While in prison, Richard Kuklinski claimed to be responsible along with four other men for the kidnap and murder of former Teamsters union boss Jimmy Hoffa on July 30 1975 in a restaurant parking lot in Detroit. The five-man team were allegedly given the contract on Hoffa by Tony Provenzano, a captain in the Genovese crime family. Kuklinski claimed to have been paid $40,000 for the hit. Kuklinski said that he knocked Hoffa unconscious with a blackjack and, while holding Hoffa's chin up, thrust a hunting knife into the back of his head. Hoffa's body was then allegedly placed in the trunk of a car that was then crushed and sold as scrap metal to Japanese car makers. The claims only surfaced after Kuklinski's death in March 2006 in a book by author Philip Carlo and will probably never be substantiated.
Apart from a 15 second flashback, the film makes virtually no mention of the awful childhood that Richard Kuklinski endured. His parents were both deeply violent people, with his father actually accidentally beating his older brother to death. In real life, this played out into Kuklinski becoming a very violent person himself. The film completely glosses over the fact that he regularly beat his own wife.

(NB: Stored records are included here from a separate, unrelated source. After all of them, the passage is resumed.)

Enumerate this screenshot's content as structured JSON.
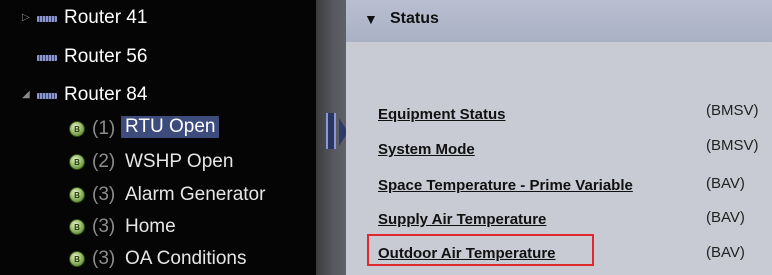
{
  "tree": {
    "routers": [
      {
        "label": "Router 41",
        "expander": "▷"
      },
      {
        "label": "Router 56",
        "expander": ""
      },
      {
        "label": "Router 84",
        "expander": "◢"
      }
    ],
    "devices": [
      {
        "index": "(1)",
        "label": "RTU Open",
        "selected": true
      },
      {
        "index": "(2)",
        "label": "WSHP Open",
        "selected": false
      },
      {
        "index": "(3)",
        "label": "Alarm Generator",
        "selected": false
      },
      {
        "index": "(3)",
        "label": "Home",
        "selected": false
      },
      {
        "index": "(3)",
        "label": "OA Conditions",
        "selected": false
      }
    ],
    "device_icon_glyph": "B"
  },
  "status": {
    "caret": "▼",
    "title": "Status",
    "properties": [
      {
        "label": "Equipment Status",
        "type": "(BMSV)"
      },
      {
        "label": "System Mode",
        "type": "(BMSV)"
      },
      {
        "label": "Space Temperature - Prime Variable",
        "type": "(BAV)"
      },
      {
        "label": "Supply Air Temperature",
        "type": "(BAV)"
      },
      {
        "label": "Outdoor Air Temperature",
        "type": "(BAV)",
        "highlighted": true
      }
    ]
  },
  "colors": {
    "highlight": "#e0282e",
    "selection": "#3d4b7d",
    "tree_bg": "#050505",
    "panel_bg": "#c8cbd3"
  }
}
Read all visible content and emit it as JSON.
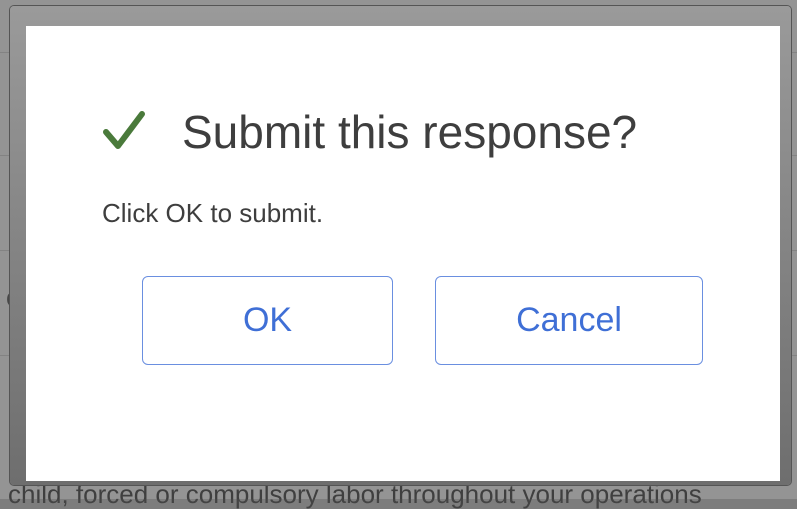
{
  "dialog": {
    "title": "Submit this response?",
    "message": "Click OK to submit.",
    "icon": "check-icon",
    "icon_color": "#4a7a3b",
    "ok_label": "OK",
    "cancel_label": "Cancel",
    "accent_color": "#3f6fd6"
  },
  "background": {
    "left_fragment": "o",
    "bottom_text": "child, forced or compulsory labor throughout your operations"
  }
}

Before production began, director Ariel Vromen shot a test scene with Michael Shannon as Richard Kuklinski and Michael Wincott as Robert Pronge. Shannon kept his role in the feature version, while Chris Evans was cast as Robert Pronge because Vromen wanted someone younger for that part. The director offered Wincott another role, but the actor wasn't happy with it and amicably refused.